En parallèle, les entreprises s’exposent autrement. En connectant des assistants à des messageries, des bases documentaires et des outils métier, elles transforment des questions de droits et de périmètres en sujets de sécurité à part entière. La frontière entre « accès légitime » et « usage dévoyé » se fait plus mince, et le moindre excès de confiance se paie plus vite.
1. L’industrialisation du phishing hyper-personnalisé
Le phishing n’a pas attendu l’IA pour se porter comme un charme. Ce qui change, en revanche, c’est l’économie de l’attaque, les cybercriminels pouvant désormais produire un volume énorme de variantes, ajuster le ton, la langue, le contexte sectoriel, et tester en continu ce qui déclenche un clic ou une réponse. Dès lors, l’hyper-personnalisation devient plus accessible parce qu’elle s’appuie sur des traces publiques, des fuites, des données d’entreprise trop exposées, et des indices glanés sur les réseaux. On ne parle plus seulement d’un mail bien écrit, mais d’un scénario complet, cohérent, et adapté à votre organisation.

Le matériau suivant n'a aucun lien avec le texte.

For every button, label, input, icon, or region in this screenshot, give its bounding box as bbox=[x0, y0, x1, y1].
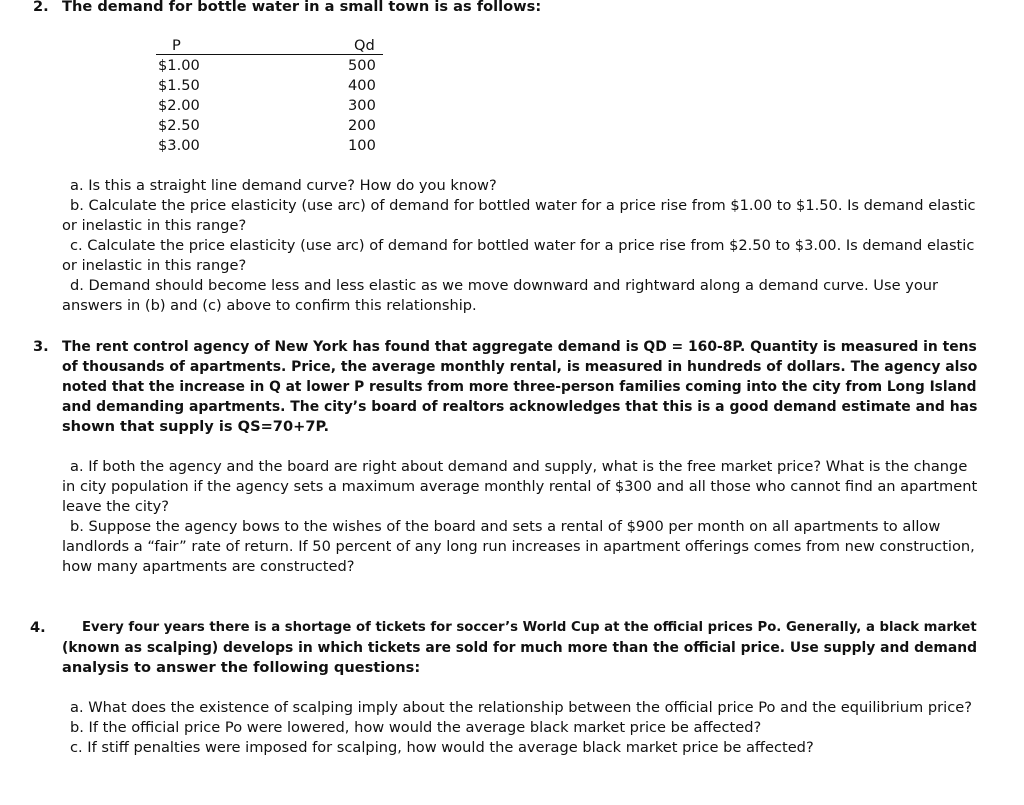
question-3a-line-1: a. If both the agency and the board are right about demand and supply, what is the free market price? What is the change bbox=[70, 458, 968, 475]
question-2d-line-1: d. Demand should become less and less elastic as we move downward and rightward along a demand curve. Use your bbox=[70, 277, 939, 294]
question-3-parts bbox=[62, 457, 984, 577]
table-cell-quantity: 200 bbox=[348, 117, 376, 134]
question-4b: b. If the official price Po were lowered, how would the average black market price be affected? bbox=[70, 719, 762, 736]
table-cell-price: $2.00 bbox=[158, 97, 200, 114]
table-cell-price: $3.00 bbox=[158, 137, 200, 154]
table-cell-quantity: 500 bbox=[348, 57, 376, 74]
question-2-title: The demand for bottle water in a small town is as follows: bbox=[62, 0, 542, 15]
question-2c-line-2: or inelastic in this range? bbox=[62, 257, 247, 274]
question-3-number: 3. bbox=[33, 338, 49, 355]
question-3b-line-1: b. Suppose the agency bows to the wishes of the board and sets a rental of $900 per month on all apartments to allow bbox=[70, 518, 941, 535]
question-3-line-3: noted that the increase in Q at lower P results from more three-person families coming into the city from Long Island bbox=[62, 379, 977, 395]
question-3-prompt bbox=[62, 337, 984, 437]
question-2c-line-1: c. Calculate the price elasticity (use arc) of demand for bottled water for a price rise from $2.50 to $3.00. Is demand elastic bbox=[70, 237, 975, 254]
question-3b-line-2: landlords a “fair” rate of return. If 50 percent of any long run increases in apartment offerings comes from new construction, bbox=[62, 538, 975, 555]
price-column-header: P bbox=[172, 37, 181, 54]
question-3-line-4: and demanding apartments. The city’s board of realtors acknowledges that this is a good demand estimate and has bbox=[62, 399, 978, 415]
table-cell-quantity: 100 bbox=[348, 137, 376, 154]
question-2-parts bbox=[62, 176, 984, 316]
question-4-prompt bbox=[62, 618, 984, 678]
question-2-number: 2. bbox=[33, 0, 49, 15]
price-column bbox=[158, 56, 200, 156]
question-2a: a. Is this a straight line demand curve? How do you know? bbox=[70, 177, 497, 194]
quantity-column-header: Qd bbox=[354, 37, 375, 54]
question-4c: c. If stiff penalties were imposed for scalping, how would the average black market price be affected? bbox=[70, 739, 814, 756]
question-4-line-1: Every four years there is a shortage of tickets for soccer’s World Cup at the official prices Po. Generally, a black market bbox=[82, 620, 977, 635]
table-cell-price: $2.50 bbox=[158, 117, 200, 134]
table-cell-price: $1.50 bbox=[158, 77, 200, 94]
question-4a: a. What does the existence of scalping imply about the relationship between the official price Po and the equilibrium price? bbox=[70, 699, 972, 716]
question-3b-line-3: how many apartments are constructed? bbox=[62, 558, 355, 575]
table-cell-quantity: 400 bbox=[348, 77, 376, 94]
question-2d-line-2: answers in (b) and (c) above to confirm this relationship. bbox=[62, 297, 477, 314]
question-4-line-3: analysis to answer the following questions: bbox=[62, 659, 421, 676]
question-3-line-1: The rent control agency of New York has found that aggregate demand is QD = 160-8P. Quantity is measured in tens bbox=[62, 339, 977, 355]
question-3a-line-2: in city population if the agency sets a maximum average monthly rental of $300 and all those who cannot find an apartment bbox=[62, 478, 978, 495]
question-2b-line-1: b. Calculate the price elasticity (use arc) of demand for bottled water for a price rise from $1.00 to $1.50. Is demand elastic bbox=[70, 197, 976, 214]
table-cell-price: $1.00 bbox=[158, 57, 200, 74]
demand-table-header bbox=[156, 36, 383, 55]
table-cell-quantity: 300 bbox=[348, 97, 376, 114]
question-3-line-2: of thousands of apartments. Price, the average monthly rental, is measured in hundreds of dollars. The agency also bbox=[62, 359, 978, 375]
quantity-column bbox=[348, 56, 376, 156]
question-3a-line-3: leave the city? bbox=[62, 498, 170, 515]
question-4-line-2: (known as scalping) develops in which tickets are sold for much more than the official price. Use supply and demand bbox=[62, 640, 978, 656]
question-2b-line-2: or inelastic in this range? bbox=[62, 217, 247, 234]
question-4-parts bbox=[62, 698, 984, 758]
question-3-line-5: shown that supply is QS=70+7P. bbox=[62, 418, 330, 435]
question-4-number: 4. bbox=[30, 619, 46, 636]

Or, quand produire du crédible ne coûte presque rien, analyser le contenu ne suffit plus. D’où la nécessité de sécuriser l’identité et le geste, avec une authentification résistante au phishing, des validations hors messagerie pour toute demande sensible, et une sensibilisation qui colle aux modes opératoires actuels, pas à une version 2018 de l’arnaque au colis.
2. Les deepfakes audio et vidéo, ou l’art de la mise en scène
Jusqu’ici, la voix et la vidéo avaient un statut implicite, celui de la preuve intuitive. Une visio rapide, un vocal, un appel en urgence, on reconnaît son interlocuteur, et on s’exécute. C’est cette confiance instinctive que les deepfakes exploitent, souvent sans viser la perfection, puisqu’il leur suffit d’être assez crédibles pour imposer un tempo et faire passer une demande sensible pour une formalité.
La menace ne vise plus seulement l’usurpation d’un dirigeant, elle cible désormais les processus. Validation financière, recrutement, changement de coordonnées bancaires, support interne, échanges avec les prestataires, demandes d’accès, tout ce qui repose sur une confirmation « à l’oreille » ou « à l’image » devient attaquable.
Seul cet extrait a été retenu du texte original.